On July 26, 2011, this court issued an order denying the two pro se petitions for writ of habeas corpus for failure to state a claim for which relief may be granted (ECF #3) and entered judgment (ECF #6). On January 20, 2012, petitioner filed a motion for district judge to reconsider order (ECF #9).
Where a ruling has resulted in final judgment or order, a motion for reconsideration may be construed either as a motion to alter or amend judgment pursuant to Federal Rule of Civil Procedure 59(e), or as a motion for relief from judgment pursuant to Federal Rule 60(b). School Dist. No. 1J Multnomah County v. AC&S, Inc., 5 F.3d 1255, 1262 (9th Cir. 1993), cert. denied 512 U.S. 1236 (1994).

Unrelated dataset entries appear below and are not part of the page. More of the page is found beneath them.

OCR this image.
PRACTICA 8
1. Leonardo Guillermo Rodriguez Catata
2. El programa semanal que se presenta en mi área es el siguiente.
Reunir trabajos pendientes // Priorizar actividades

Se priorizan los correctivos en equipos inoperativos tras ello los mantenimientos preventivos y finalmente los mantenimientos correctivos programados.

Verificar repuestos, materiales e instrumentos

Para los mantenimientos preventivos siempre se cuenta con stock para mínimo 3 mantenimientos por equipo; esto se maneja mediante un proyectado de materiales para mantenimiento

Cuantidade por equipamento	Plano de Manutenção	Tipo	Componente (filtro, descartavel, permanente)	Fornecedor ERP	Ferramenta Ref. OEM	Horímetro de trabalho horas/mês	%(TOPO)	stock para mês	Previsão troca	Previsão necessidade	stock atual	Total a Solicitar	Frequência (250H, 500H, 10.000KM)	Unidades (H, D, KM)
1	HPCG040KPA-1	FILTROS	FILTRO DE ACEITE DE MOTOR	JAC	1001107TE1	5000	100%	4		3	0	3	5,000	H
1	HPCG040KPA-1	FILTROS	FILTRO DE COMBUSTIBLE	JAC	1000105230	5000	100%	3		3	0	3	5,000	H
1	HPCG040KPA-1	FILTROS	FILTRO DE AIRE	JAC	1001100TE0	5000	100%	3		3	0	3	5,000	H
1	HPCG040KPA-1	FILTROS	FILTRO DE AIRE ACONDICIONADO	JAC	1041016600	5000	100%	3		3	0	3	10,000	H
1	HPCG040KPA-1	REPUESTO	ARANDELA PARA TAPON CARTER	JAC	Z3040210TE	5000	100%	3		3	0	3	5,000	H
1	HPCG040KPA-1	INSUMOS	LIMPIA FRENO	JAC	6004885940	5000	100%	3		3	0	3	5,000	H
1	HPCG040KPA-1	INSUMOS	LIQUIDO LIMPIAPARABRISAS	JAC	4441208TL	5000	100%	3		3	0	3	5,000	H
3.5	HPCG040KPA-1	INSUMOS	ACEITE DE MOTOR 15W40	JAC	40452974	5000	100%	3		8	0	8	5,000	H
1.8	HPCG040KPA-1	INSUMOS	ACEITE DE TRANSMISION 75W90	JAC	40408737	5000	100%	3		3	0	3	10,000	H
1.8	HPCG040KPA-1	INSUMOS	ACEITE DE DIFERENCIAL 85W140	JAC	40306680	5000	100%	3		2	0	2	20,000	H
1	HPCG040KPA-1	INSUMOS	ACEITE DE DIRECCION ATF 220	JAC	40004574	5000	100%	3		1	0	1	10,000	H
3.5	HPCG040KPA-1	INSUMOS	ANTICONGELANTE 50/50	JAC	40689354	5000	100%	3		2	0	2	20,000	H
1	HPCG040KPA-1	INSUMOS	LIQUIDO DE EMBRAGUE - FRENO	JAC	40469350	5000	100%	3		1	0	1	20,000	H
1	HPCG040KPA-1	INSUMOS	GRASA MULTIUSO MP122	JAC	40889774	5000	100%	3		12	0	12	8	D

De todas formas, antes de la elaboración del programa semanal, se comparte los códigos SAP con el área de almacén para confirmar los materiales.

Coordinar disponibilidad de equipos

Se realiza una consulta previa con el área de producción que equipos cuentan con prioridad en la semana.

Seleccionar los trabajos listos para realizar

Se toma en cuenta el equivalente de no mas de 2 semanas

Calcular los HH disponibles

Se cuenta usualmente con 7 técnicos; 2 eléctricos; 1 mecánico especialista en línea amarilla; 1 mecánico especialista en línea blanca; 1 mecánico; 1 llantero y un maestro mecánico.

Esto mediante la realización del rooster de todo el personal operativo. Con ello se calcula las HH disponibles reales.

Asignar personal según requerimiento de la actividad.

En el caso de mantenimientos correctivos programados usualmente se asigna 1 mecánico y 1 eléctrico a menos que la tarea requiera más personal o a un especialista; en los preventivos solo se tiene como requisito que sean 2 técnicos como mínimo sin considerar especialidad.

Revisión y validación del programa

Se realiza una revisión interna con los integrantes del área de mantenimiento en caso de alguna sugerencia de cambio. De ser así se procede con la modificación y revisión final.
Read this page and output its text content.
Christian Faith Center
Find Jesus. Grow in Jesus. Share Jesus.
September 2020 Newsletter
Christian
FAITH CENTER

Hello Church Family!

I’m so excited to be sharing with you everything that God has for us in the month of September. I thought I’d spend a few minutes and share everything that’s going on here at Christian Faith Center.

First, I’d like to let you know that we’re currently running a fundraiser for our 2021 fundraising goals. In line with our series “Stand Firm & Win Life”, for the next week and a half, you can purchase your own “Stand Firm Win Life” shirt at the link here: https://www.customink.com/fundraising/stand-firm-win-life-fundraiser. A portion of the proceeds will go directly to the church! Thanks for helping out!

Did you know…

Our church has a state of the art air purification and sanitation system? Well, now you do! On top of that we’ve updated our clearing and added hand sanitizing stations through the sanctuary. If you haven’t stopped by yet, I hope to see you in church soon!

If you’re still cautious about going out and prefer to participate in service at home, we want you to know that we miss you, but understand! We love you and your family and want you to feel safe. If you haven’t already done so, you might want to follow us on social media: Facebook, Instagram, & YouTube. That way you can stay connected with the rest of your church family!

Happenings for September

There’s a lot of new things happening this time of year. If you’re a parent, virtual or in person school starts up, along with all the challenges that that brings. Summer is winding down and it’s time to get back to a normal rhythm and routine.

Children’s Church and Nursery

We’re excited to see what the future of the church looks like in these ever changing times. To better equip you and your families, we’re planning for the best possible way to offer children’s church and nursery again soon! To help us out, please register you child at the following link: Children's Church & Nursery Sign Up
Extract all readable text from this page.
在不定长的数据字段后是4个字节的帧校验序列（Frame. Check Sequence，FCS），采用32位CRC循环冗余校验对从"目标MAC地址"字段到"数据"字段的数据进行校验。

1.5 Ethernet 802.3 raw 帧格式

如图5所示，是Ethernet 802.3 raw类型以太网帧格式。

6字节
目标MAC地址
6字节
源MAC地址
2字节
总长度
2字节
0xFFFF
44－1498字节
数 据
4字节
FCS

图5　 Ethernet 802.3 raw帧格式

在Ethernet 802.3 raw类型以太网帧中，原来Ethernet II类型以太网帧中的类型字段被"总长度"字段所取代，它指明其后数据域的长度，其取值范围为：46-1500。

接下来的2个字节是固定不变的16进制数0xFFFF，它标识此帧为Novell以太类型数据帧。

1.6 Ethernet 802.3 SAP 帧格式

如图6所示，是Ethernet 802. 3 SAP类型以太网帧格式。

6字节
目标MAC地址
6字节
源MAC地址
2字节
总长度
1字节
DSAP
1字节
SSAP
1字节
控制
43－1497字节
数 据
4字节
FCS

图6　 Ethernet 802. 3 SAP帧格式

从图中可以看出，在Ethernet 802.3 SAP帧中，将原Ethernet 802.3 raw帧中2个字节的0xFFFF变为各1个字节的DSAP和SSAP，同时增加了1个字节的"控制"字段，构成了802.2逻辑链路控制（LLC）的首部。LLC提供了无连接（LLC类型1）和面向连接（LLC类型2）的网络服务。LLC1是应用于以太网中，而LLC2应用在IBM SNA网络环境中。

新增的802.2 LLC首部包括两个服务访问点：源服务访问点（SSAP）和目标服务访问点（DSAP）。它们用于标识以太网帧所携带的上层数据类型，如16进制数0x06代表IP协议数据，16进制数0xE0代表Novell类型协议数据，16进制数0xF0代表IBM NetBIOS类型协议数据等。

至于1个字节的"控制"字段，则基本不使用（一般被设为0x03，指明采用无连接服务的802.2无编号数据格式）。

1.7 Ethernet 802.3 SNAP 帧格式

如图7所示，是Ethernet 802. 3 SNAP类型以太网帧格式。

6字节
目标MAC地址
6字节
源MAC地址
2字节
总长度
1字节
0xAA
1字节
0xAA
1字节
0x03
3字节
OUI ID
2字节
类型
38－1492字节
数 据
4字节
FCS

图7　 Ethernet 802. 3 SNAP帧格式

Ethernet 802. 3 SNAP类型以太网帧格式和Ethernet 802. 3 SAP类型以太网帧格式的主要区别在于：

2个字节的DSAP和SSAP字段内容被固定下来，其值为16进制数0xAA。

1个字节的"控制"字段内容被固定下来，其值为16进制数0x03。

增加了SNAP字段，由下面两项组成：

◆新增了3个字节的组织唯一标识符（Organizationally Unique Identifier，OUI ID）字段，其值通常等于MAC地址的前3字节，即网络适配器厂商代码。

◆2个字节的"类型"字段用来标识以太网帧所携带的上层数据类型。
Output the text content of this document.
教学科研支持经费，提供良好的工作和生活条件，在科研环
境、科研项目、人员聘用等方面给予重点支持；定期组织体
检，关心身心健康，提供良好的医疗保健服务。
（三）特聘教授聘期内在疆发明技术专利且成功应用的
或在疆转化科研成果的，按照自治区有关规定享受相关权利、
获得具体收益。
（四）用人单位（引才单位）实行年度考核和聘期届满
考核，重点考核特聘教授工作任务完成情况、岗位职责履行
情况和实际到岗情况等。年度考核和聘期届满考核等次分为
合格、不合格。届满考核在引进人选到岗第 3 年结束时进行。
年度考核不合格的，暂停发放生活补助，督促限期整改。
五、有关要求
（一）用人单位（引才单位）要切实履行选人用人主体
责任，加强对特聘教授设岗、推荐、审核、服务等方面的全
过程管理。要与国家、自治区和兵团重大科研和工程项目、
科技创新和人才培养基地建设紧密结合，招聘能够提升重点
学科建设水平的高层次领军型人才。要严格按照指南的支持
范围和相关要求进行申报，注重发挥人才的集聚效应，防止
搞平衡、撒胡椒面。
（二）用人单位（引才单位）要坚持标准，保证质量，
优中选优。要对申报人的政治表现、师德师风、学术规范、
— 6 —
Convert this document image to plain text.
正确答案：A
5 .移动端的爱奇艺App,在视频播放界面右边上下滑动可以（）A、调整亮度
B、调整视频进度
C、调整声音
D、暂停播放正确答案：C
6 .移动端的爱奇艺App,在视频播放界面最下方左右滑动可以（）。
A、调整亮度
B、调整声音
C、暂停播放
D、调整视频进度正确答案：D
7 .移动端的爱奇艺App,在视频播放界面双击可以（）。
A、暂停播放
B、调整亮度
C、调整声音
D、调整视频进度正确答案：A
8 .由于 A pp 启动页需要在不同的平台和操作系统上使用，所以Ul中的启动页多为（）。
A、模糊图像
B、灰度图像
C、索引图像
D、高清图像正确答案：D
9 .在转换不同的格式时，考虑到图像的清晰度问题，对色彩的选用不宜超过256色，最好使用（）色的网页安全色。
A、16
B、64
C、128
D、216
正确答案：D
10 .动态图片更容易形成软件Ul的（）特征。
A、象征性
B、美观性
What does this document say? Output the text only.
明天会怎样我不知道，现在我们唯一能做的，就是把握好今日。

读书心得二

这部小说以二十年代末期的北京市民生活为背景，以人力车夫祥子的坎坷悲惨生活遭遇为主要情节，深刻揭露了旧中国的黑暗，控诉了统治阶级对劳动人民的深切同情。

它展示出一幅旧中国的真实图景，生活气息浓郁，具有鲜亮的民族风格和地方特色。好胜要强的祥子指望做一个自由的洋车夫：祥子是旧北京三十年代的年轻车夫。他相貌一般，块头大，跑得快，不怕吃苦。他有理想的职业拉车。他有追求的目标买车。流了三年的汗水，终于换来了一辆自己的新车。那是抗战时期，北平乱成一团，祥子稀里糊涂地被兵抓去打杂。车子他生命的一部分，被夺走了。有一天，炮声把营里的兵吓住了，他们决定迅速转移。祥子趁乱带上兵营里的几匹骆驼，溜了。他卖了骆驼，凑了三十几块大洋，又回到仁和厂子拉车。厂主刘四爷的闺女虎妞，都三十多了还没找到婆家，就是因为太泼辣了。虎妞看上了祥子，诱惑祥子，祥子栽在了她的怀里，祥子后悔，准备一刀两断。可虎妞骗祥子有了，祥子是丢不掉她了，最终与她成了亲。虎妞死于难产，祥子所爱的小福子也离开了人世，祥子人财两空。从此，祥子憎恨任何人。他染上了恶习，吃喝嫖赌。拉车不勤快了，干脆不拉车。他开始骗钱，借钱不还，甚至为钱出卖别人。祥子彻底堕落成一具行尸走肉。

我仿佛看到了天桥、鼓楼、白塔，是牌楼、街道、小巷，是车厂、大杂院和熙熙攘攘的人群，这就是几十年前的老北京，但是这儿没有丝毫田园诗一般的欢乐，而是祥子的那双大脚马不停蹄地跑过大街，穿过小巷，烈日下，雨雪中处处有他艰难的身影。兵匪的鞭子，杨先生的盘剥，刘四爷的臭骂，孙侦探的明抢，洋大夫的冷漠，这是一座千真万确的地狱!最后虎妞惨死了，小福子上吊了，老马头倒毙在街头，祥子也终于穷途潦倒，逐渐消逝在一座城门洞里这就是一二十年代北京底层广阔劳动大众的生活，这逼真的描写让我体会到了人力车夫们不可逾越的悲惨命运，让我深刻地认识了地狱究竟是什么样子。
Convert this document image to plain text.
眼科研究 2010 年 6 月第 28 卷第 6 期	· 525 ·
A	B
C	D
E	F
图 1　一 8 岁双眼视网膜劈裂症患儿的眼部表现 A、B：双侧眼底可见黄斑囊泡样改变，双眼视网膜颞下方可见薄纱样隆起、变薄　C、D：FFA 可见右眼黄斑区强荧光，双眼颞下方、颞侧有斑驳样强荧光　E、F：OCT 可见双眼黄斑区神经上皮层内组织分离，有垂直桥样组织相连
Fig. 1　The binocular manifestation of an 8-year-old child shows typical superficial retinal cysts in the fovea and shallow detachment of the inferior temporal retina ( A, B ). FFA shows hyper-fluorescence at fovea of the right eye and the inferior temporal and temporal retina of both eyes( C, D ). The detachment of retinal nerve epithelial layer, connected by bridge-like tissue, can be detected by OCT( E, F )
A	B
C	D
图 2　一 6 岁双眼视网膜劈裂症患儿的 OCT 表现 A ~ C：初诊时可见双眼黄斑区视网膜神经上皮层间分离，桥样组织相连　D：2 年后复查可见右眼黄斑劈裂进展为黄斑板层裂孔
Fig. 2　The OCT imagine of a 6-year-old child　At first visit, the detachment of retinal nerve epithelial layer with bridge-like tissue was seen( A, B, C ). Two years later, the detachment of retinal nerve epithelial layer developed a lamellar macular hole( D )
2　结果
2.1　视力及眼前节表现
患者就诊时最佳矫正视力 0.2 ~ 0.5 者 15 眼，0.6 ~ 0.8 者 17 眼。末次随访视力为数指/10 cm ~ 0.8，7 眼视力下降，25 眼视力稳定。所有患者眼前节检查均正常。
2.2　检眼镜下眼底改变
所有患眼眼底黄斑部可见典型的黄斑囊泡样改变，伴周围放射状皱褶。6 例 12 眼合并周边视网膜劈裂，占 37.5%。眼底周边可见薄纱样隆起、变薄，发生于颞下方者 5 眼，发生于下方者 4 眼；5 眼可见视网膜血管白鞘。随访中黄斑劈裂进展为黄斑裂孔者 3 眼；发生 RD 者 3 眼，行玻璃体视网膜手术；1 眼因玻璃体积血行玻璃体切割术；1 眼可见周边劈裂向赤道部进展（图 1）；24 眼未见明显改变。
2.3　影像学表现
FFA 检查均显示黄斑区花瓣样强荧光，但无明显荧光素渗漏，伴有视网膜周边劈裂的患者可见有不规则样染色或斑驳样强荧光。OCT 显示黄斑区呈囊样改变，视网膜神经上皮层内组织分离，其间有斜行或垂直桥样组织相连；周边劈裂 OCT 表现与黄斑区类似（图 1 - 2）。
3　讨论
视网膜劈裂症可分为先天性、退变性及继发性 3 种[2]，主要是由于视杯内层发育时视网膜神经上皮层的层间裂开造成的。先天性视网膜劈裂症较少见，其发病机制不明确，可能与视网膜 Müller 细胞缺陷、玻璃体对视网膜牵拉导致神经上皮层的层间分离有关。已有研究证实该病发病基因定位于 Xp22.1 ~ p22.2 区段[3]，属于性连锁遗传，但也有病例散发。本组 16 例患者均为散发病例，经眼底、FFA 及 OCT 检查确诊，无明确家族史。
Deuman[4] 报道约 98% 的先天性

Under Fed. R. Civ. P. 60(b) the court may relieve a party from a final judgment or order for the following reasons:
(1) mistake, inadvertence, surprise, or excusable neglect; (2) newly discovered evidence which by due diligence could not have been discovered in time to move for a new trial under Rule 59(b); (3) fraud (whether heretofore denominated intrinsic or extrinsic), misrepresentation, or other misconduct of an adverse party; (4) the judgment is void; (5) the judgment has been satisfied, released, or discharged, or a prior judgment upon which it is based has been reversed or otherwise vacated, or it is no longer equitable that the judgment should have prospective application; or (6) any other reason justifying relief from the operation of the judgment.
Motions to reconsider are generally left to the discretion of the trial court. See Combs v. Nick Garin Trucking, 825 F.2d 437, 441 (D.C. Cir. 1987). In order to succeed on a motion to reconsider, a party must set forth facts or law of a strongly convincing nature to induce the court to reverse its prior decision. See Kern-Tulare Water Dist. v. City of Bakersfield, 634 F. Supp. 656, 665 (E.D. Cal. 1986), aff'd in part and rev'd in part on other grounds 828 F.2d 514 (9th Cir. 1987). Rule 59(e) of the Federal Rules of Civil Procedure provides that any "motion to alter or amend a judgment shall be filed no later than 28 days after entry of the judgment." Furthermore, a motion under Fed. R. Civ. P. 59(e) "should not be granted, absent highly unusual circumstances, unless the district court is presented with newly discovered evidence, committed clear error, or if there is an intervening change in the controlling law." Herbst v. Cook, 260 F.3d 1039, 1044 (9th Cir. 2001), quoting McDowell v. Calderon, 197 F.3d 1253, 1255 (9th Cir. 1999).
In the order of July 26, 2011, the court denied the petitions, which were factually frivolous, for failure to state claims for which relief may be granted (ECF #3). First, petitioner's motion, filed about six months after judgment was entered and this case was closed, is untimely. Second, petitioner has failed to make an adequate showing under either Rule 60(b) or 59(e) that this court's order denying the petitions should be reversed.
IT IS THEREFORE ORDERED that petitioner's motion for district judge to reconsider order (ECF #9) is DENIED.